After students have had some time to test their variable, have them report their results to the class. Encourage them
to use scientific terms where possible. If time allows, let students try a second variable.
Challenge questions for students: What would happen to the helicopters in a vacuum? [They would all fall at the
same speed, regardless of size or weight.] What would happen on the moon? [The moon has no atmosphere but a
lower gravity than Earth, so they would fall slower than in a vacuum on Earth, but wouldn't spin. Mass wouldn't
matter.] What would happen to them in the space station? [Nothing--no gravity. Of course, if there were a fan blowing,
they might move.]
Forces on the helicopter
The two forces acting on the helicopter, as with the parachute, are gravity and air resistance. In this case, however,
the air resistance is not resulting in only an upward force on the helicopter. The wings are only attached on one side,
so, in the absence of gravity (if it was being blown by a fan), the wings would line back up with the body of the
helicopter. That tendency indicates that there is both a component of the force upward and a component inward.
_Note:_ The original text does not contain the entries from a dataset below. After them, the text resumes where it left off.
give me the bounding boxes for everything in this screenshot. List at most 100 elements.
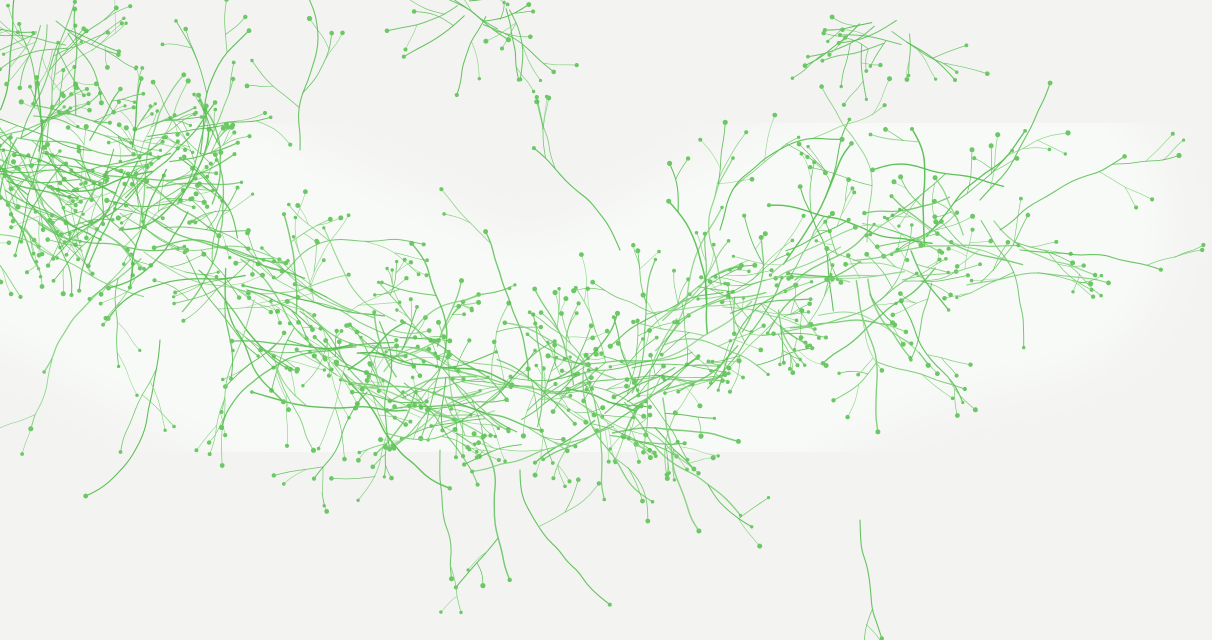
tendril-strand — [309, 351, 321, 364]
tendril-strand — [441, 351, 497, 369]
tendril-strand — [398, 357, 439, 364]
tendril-tip — [144, 164, 150, 169]
tendril-tip — [839, 136, 845, 142]
tendril-tip — [750, 525, 754, 529]
tendril-strand — [732, 136, 799, 190]
tendril-tip — [948, 292, 953, 298]
tendril-tip — [236, 295, 242, 300]
tendril-strand — [140, 105, 151, 122]
tendril-strand — [163, 137, 191, 148]
tendril-strand — [197, 185, 212, 192]
tendril-tip — [137, 154, 142, 160]
tendril-tip — [805, 344, 810, 349]
tendril-tip — [235, 185, 240, 190]
tendril-strand — [440, 305, 460, 334]
tendril-strand — [30, 254, 43, 288]
tendril-tip — [932, 198, 937, 204]
tendril-strand — [211, 187, 238, 265]
tendril-strand — [52, 211, 83, 224]
tendril-tip — [142, 224, 147, 230]
tendril-tip — [905, 257, 910, 263]
tendril-tip — [204, 204, 210, 209]
tendril-tip — [507, 286, 512, 291]
tendril-tip — [906, 73, 911, 78]
tendril-tip — [268, 309, 274, 315]
tendril-strand — [807, 25, 875, 58]
tendril-tip — [73, 208, 78, 213]
tendril-strand — [0, 164, 29, 196]
tendril-strand — [104, 5, 131, 21]
tendril-tip — [480, 434, 486, 440]
tendril-strand — [634, 444, 651, 451]
tendril-tip — [250, 390, 254, 394]
tendril-strand — [273, 355, 308, 407]
tendril-strand — [48, 170, 153, 193]
tendril-tip — [72, 0, 77, 4]
tendril-strand — [440, 424, 500, 461]
tendril-strand — [728, 319, 776, 369]
tendril-strand — [748, 333, 774, 336]
tendril-tip — [722, 119, 728, 125]
tendril-strand — [290, 218, 331, 243]
tendril-tip — [531, 89, 536, 94]
tendril-strand — [869, 209, 909, 235]
tendril-strand — [1023, 147, 1050, 150]
tendril-tip — [288, 142, 293, 147]
tendril-strand — [60, 176, 147, 236]
tendril-tip — [808, 321, 814, 328]
tendril-tip — [829, 14, 835, 20]
tendril-tip — [563, 296, 569, 302]
tendril-strand — [18, 23, 36, 108]
tendril-strand — [14, 193, 19, 208]
tendril-tip — [403, 422, 409, 427]
tendril-tip — [389, 475, 394, 481]
tendril-strand — [642, 294, 662, 330]
tendril-strand — [675, 158, 689, 180]
tendril-strand — [165, 116, 203, 121]
tendril-tip — [786, 271, 791, 276]
tendril-strand — [274, 365, 314, 451]
tendril-strand — [199, 30, 250, 155]
tendril-strand — [538, 395, 571, 400]
tendril-strand — [140, 204, 164, 219]
tendril-tip — [72, 6, 78, 12]
tendril-tip — [185, 78, 191, 84]
tendril-strand — [931, 183, 937, 223]
tendril-strand — [302, 342, 328, 386]
tendril-tip — [790, 238, 795, 243]
tendril-tip — [797, 184, 803, 190]
tendril-tip — [378, 437, 383, 443]
tendril-tip — [474, 455, 480, 460]
tendril-tip — [648, 352, 653, 358]
tendril-tip — [101, 221, 106, 227]
tendril-strand — [589, 423, 655, 454]
tendril-tip — [260, 272, 265, 278]
tendril-tip — [879, 368, 885, 373]
tendril-strand — [673, 376, 701, 407]
tendril-tip — [321, 258, 326, 263]
tendril-tip — [50, 186, 55, 191]
tendril-tip — [790, 370, 796, 376]
tendril-strand — [0, 414, 36, 429]
tendril-strand — [169, 253, 205, 268]
tendril-tip — [113, 5, 119, 11]
tendril-tip — [118, 86, 123, 92]
tendril-tip — [98, 100, 104, 106]
tendril-strand — [147, 123, 227, 137]
tendril-strand — [405, 24, 418, 50]
tendril-tip — [710, 455, 716, 461]
tendril-tip — [1092, 272, 1098, 278]
tendril-strand — [0, 20, 23, 41]
tendril-tip — [650, 499, 655, 504]
tendril-tip — [647, 412, 653, 418]
tendril-tip — [631, 319, 636, 325]
tendril-strand — [0, 173, 80, 184]
tendril-strand — [964, 229, 973, 270]
tendril-tip — [376, 389, 381, 393]
tendril-tip — [895, 247, 900, 252]
tendril-tip — [34, 260, 39, 264]
tendril-strand — [462, 381, 587, 423]
tendril-strand — [462, 443, 478, 452]
tendril-tip — [1065, 130, 1071, 136]
tendril-strand — [729, 298, 812, 314]
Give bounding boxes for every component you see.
Since the inward component on one wing is in the opposite direction and on the opposite side of the center of the
helicopter from the inward component on the other wing, the helicopter starts to spin.
One way to think about it is, as the air hits the wing, it can be viewed as being deflected to the side. As Newton's laws
state, for every action there is an equal and opposite reaction. Therefore, when the air moves one direction, the
helicopter moves the other.
The remainder of the background is much like that of the parachute activity.